A operação estava comprometida desde o começo. Policiais contaram aos investigadores locais de direitos humanos que informações confidenciais já estavam circulando antes da ação.
Um ex-militar haitiano me contou que ficou sabendo da operação quando ao ouvir informações num canal aberto de rádio em 12 de novembro, véspera da operação. Horas depois, o líder de uma gangue ligou para outro programa de rádio local, alegando que uma gangue rival de outro bairro teria cooperado com a polícia durante a ação. Outros levantaram a hipótese de a operação ter sido uma tentativa de recuperar um carregamento de armas que as autoridades teriam distribuído pelo bairro algumas semanas antes. E assim gira a máquina dos rumores no Haiti.
O posicionamento da ONU — de dizer que seus agentes estavam apenas no perímetro da escola — contradiz as declarações dadas por Louis, que afirma ter sido algemado por um agente das Nações Unidas dentro do campus. A ONU insiste que não se envolveu porque os oficiais não estavam no pátio da escola, mas a entrada onde eles estariam posicionados fica logo abaixo da cena do massacre.
O principal foco da nova missão da ONU é a justiça, mas Apollon comentou que o Haiti já recebeu muitas missões internacionais ao longo da história. “Todas fracassaram” porque não compreenderam a realidade do país, argumenta ele.
No Haiti, segundo Apollon, reina a impunidade.

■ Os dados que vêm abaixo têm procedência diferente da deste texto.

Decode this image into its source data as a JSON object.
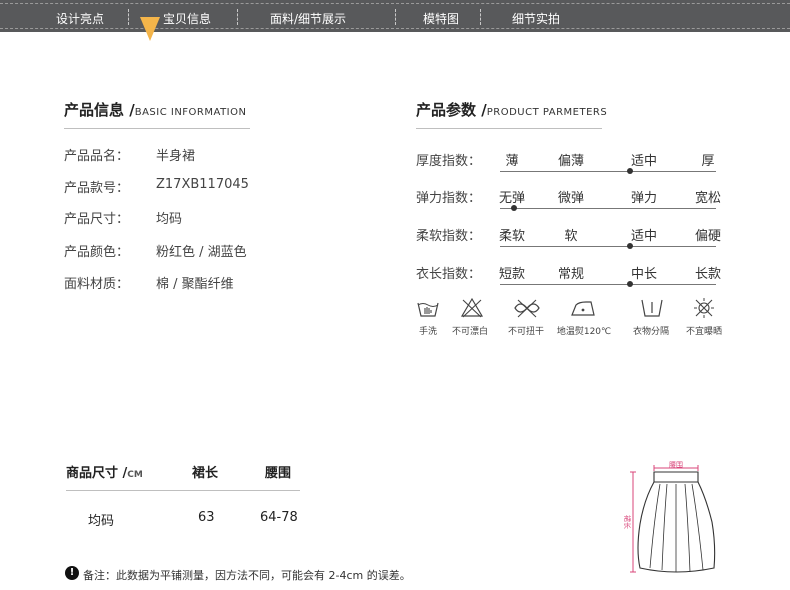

Quase dois meses depois do massacre, ninguém foi responsabilizado. O inspetor geral de polícia concluiu uma investigação e a encaminhou a um juiz, que poderia determinar a prisão ou a exoneração dos agentes envolvidos. Um dos policiais acusados de envolvimento no caso já é dado por desaparecido, segundo o inspetor. Famílias de nove vítimas, incluindo as dos dois policiais, receberam um pagamento único de cerca de 1.500 dólares para despesas funerárias. Mas nenhum dos estrategistas da operação fracassada foi identificado ou interrogado.
Em vez disso, Louis, o diretor da escola, foi preso por participação na morte dos dois policiais. Depois de ser espancado com uma cadeira na escola que dirigia há trinta anos, Louis foi mantido em uma prisão de Port-au-Prince por mais de uma semana.
Graças à pressão de organizações religiosas e dos funcionários da instituição, Louis acabou sendo liberado por motivos de saúde. Mas ainda não voltou à escola.
Algumas semanas depois, Louis escreveu para mim: “Num país como o meu, é difícil confiar na palavra dos líderes”. E acrescentou que esse é “o motivo pelo qual precisamos saber qual era o verdadeiro objetivo da invasão”. Ele ainda não foi interrogado pelas autoridades. “Eles realmente querem que tudo seja investigado adequadamente ou tudo isso foi planejado?”, se interroga Louis.
Apollon entende que invasões frequentes não teriam grande efeito sobre os problemas fundamentais que atingem bairros como Grand Ravine. A violência decorre da completa ausência do Estado nessas áreas, e vai continuar enquanto as necessidades da população não forem atendidas. Os moradores precisam, segundo ele, “de educação”.
Depois da invasão, a escola permaneceu fechada por duas semanas.
“Precisamos da escola”, foi o que me disse um aluno do Maranatha naquele dia, no pátio. “Sem educação, que esperança podemos ter?”